PKI-based credential rotation
Periodically, a PKI-based Worker will trigger rotation of its credentials. The mechanism is as follows:
The Worker generates a new signing public/private Ed25519 keypair and a new encryption X25519 public/private keypair.
The Worker creates a request to fetch new credentials from the Controller, providing its new public keys and an operation nonce in the request, encrypted with the current shared symmetric encryption key via the current X25519 parameters. As only the Controllers and the Worker can derive this shared symmetric key, the Worker knows that for the request to be satisfied it must be handled by an already-trusted Controller.
The Controller decrypts the bundle and registers the new key information to the Worker resource. It generates a new certificate and encryption public/private keypair and returns the certificate, current CA, operation nonce, and encryption public key to the worker. All but the encryption public key are encrypted with the symmetric key derived from the new Controller encryption private key/new Worker encryption public key.
This information is itself encrypted with the existing symmetric encryption key, and this value returned to the Worker.
The Worker decrypts the outer bundle with its current information, uses that to retrieve an authenticated new encryption public key from the Controller, then uses that with its new encryption private key to derive the new shared symmetric encryption key. That new key is used to decrypt the rest of the parameters, and the nonce is checked to ensure that the response is for the current operation started by the Worker in step 1.
The Worker has validated that a trusted Controller provided the new certificate information and encryption parameters and that those parameters can be used to successfully derive a shared symmetric encryption key. The Worker saves the new credentials and uses them going forwardl
KMS-based worker authentication
Workers can take advantage of the KMS
key designated for worker-auth
within Boundary's configuration file, which
must point to the same key on the KMS for both the Controller and the Worker.
Security of the connection relies on secure transmission of a single set of
allowed TLS parameters, which forms the entire allowable CA chain for the
connection.
TLS establishment is performed as follows:
The Worker generates a TLS certificate acting as a self-contained chain, as well as a nonce. The generated key type is currently Ed25519. The certificate is valid for a total of 2.5 minutes: thirty seconds before the current time (to allow for some minor clock drift) and two minutes after (to allow time to establish the connection).

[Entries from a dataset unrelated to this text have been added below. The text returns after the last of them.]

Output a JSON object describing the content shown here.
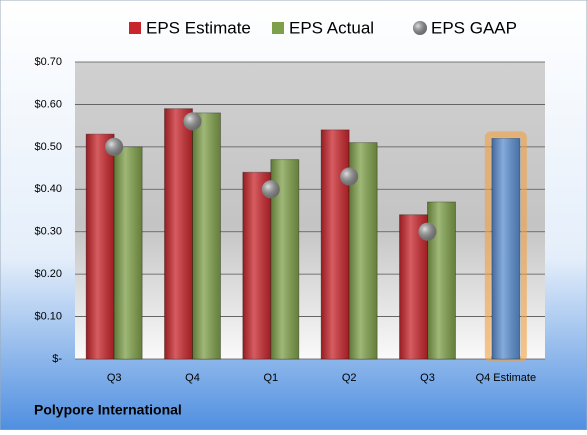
{
  "chart_data": {
    "type": "bar",
    "categories": [
      "Q3",
      "Q4",
      "Q1",
      "Q2",
      "Q3",
      "Q4 Estimate"
    ],
    "series": [
      {
        "name": "EPS Estimate",
        "color": "#c8262c",
        "highlight_color": "#5b8fd0",
        "values": [
          0.53,
          0.59,
          0.44,
          0.54,
          0.34,
          0.52
        ]
      },
      {
        "name": "EPS Actual",
        "color": "#7fa04a",
        "values": [
          0.5,
          0.58,
          0.47,
          0.51,
          0.37,
          null
        ]
      },
      {
        "name": "EPS GAAP",
        "color": "#9a9a9a",
        "values": [
          0.5,
          0.56,
          0.4,
          0.43,
          0.3,
          null
        ]
      }
    ],
    "ylim": [
      0,
      0.7
    ],
    "yticks": [
      {
        "value": 0,
        "label": "$-"
      },
      {
        "value": 0.1,
        "label": "$0.10"
      },
      {
        "value": 0.2,
        "label": "$0.20"
      },
      {
        "value": 0.3,
        "label": "$0.30"
      },
      {
        "value": 0.4,
        "label": "$0.40"
      },
      {
        "value": 0.5,
        "label": "$0.50"
      },
      {
        "value": 0.6,
        "label": "$0.60"
      },
      {
        "value": 0.7,
        "label": "$0.70"
      }
    ],
    "grid": true,
    "footer": "Polypore International"
  }
}
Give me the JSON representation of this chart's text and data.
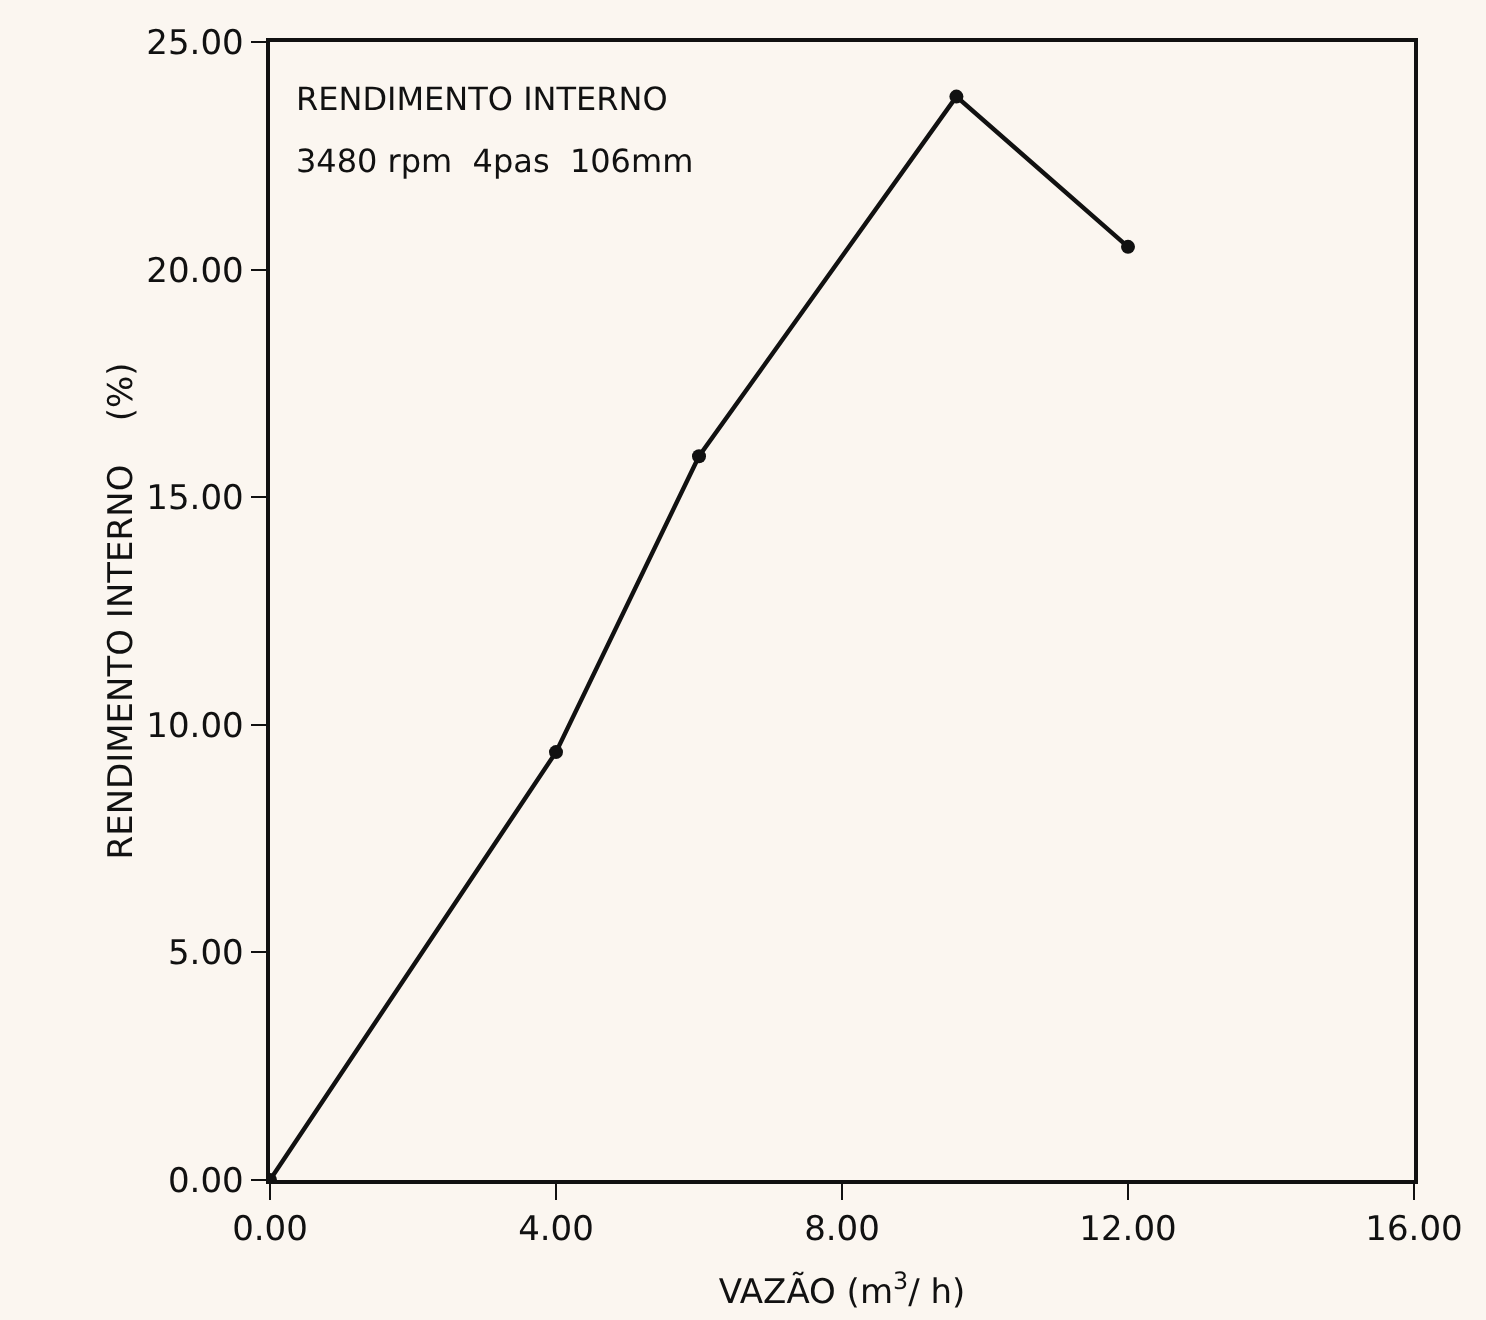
{
  "chart_data": {
    "type": "line",
    "xlabel": "VAZÃO (m$^{3}$/ h)",
    "ylabel": "RENDIMENTO INTERNO    (%)",
    "annotations": [
      "RENDIMENTO INTERNO",
      "3480 rpm  4pas  106mm"
    ],
    "x": [
      0,
      4,
      6,
      9.6,
      12
    ],
    "series": [
      {
        "color": "#111111",
        "values": [
          0,
          9.4,
          15.9,
          23.8,
          20.5
        ]
      }
    ],
    "xlim": [
      0,
      16
    ],
    "ylim": [
      0,
      25
    ],
    "xticks": [
      {
        "value": 0,
        "label": "0.00"
      },
      {
        "value": 4,
        "label": "4.00"
      },
      {
        "value": 8,
        "label": "8.00"
      },
      {
        "value": 12,
        "label": "12.00"
      },
      {
        "value": 16,
        "label": "16.00"
      }
    ],
    "yticks": [
      {
        "value": 0,
        "label": "0.00"
      },
      {
        "value": 5,
        "label": "5.00"
      },
      {
        "value": 10,
        "label": "10.00"
      },
      {
        "value": 15,
        "label": "15.00"
      },
      {
        "value": 20,
        "label": "20.00"
      },
      {
        "value": 25,
        "label": "25.00"
      }
    ],
    "grid": false,
    "marker": "circle",
    "line_style": "solid"
  }
}
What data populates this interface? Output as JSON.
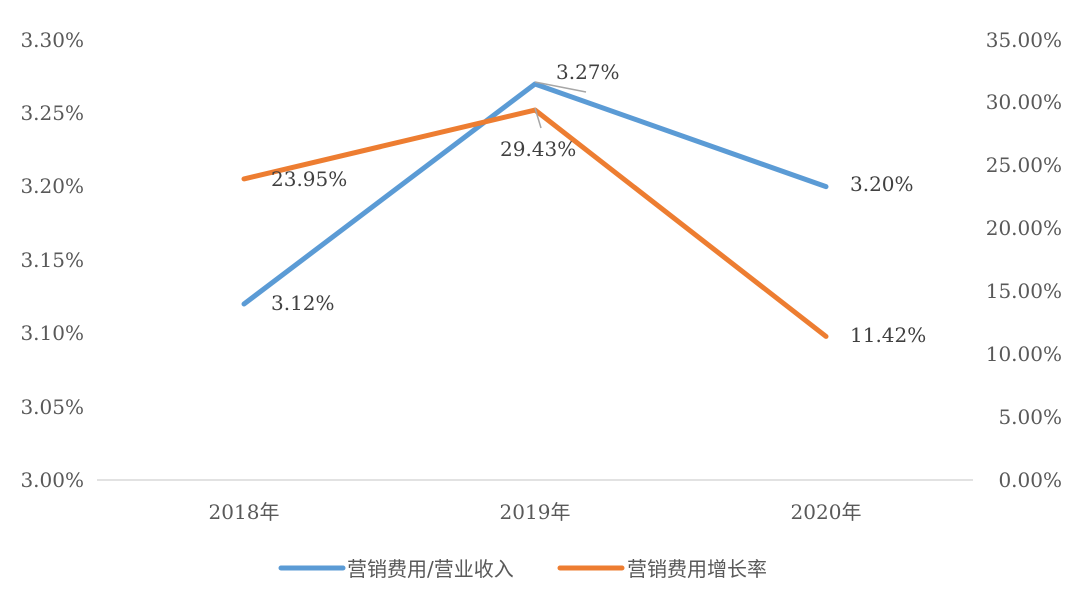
{
  "chart_data": {
    "type": "line",
    "categories": [
      "2018年",
      "2019年",
      "2020年"
    ],
    "series": [
      {
        "name": "营销费用/营业收入",
        "axis": "left",
        "color": "#5B9BD5",
        "values": [
          3.12,
          3.27,
          3.2
        ],
        "labels": [
          "3.12%",
          "3.27%",
          "3.20%"
        ]
      },
      {
        "name": "营销费用增长率",
        "axis": "right",
        "color": "#ED7D31",
        "values": [
          23.95,
          29.43,
          11.42
        ],
        "labels": [
          "23.95%",
          "29.43%",
          "11.42%"
        ]
      }
    ],
    "y_left": {
      "min": 3.0,
      "max": 3.3,
      "ticks": [
        "3.00%",
        "3.05%",
        "3.10%",
        "3.15%",
        "3.20%",
        "3.25%",
        "3.30%"
      ]
    },
    "y_right": {
      "min": 0,
      "max": 35,
      "ticks": [
        "0.00%",
        "5.00%",
        "10.00%",
        "15.00%",
        "20.00%",
        "25.00%",
        "30.00%",
        "35.00%"
      ]
    },
    "grid": false,
    "legend": "bottom"
  }
}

The Worker marshals the TLS chain and nonce and encrypts the resulting bytes via the shared KMS. This value is marshaled and split into chunks.
The Worker establishes a TLS 1.3 connection to the Controller. The encrypted value is transmitted to the Controller via the TLS ALPN field as numbered chunks.
The Controller reads the chunks and reassembles them into the original encrypted value.
The Controller decrypts this value via the shared KMS. If successful, the Controller validates that the nonce is not known to ensure that this is not a replay. The nonce value is checked against and stored into the database, ensuring that nonce replay cannot occur across controllers.
The Controller uses the decrypted parameters to configures its TLS stack with the same certificate and key.
The connection is mutually authenticated; on each end, only the single self-signed CA certificate that was securely transmitted is configured as a valid root CA for validation checking.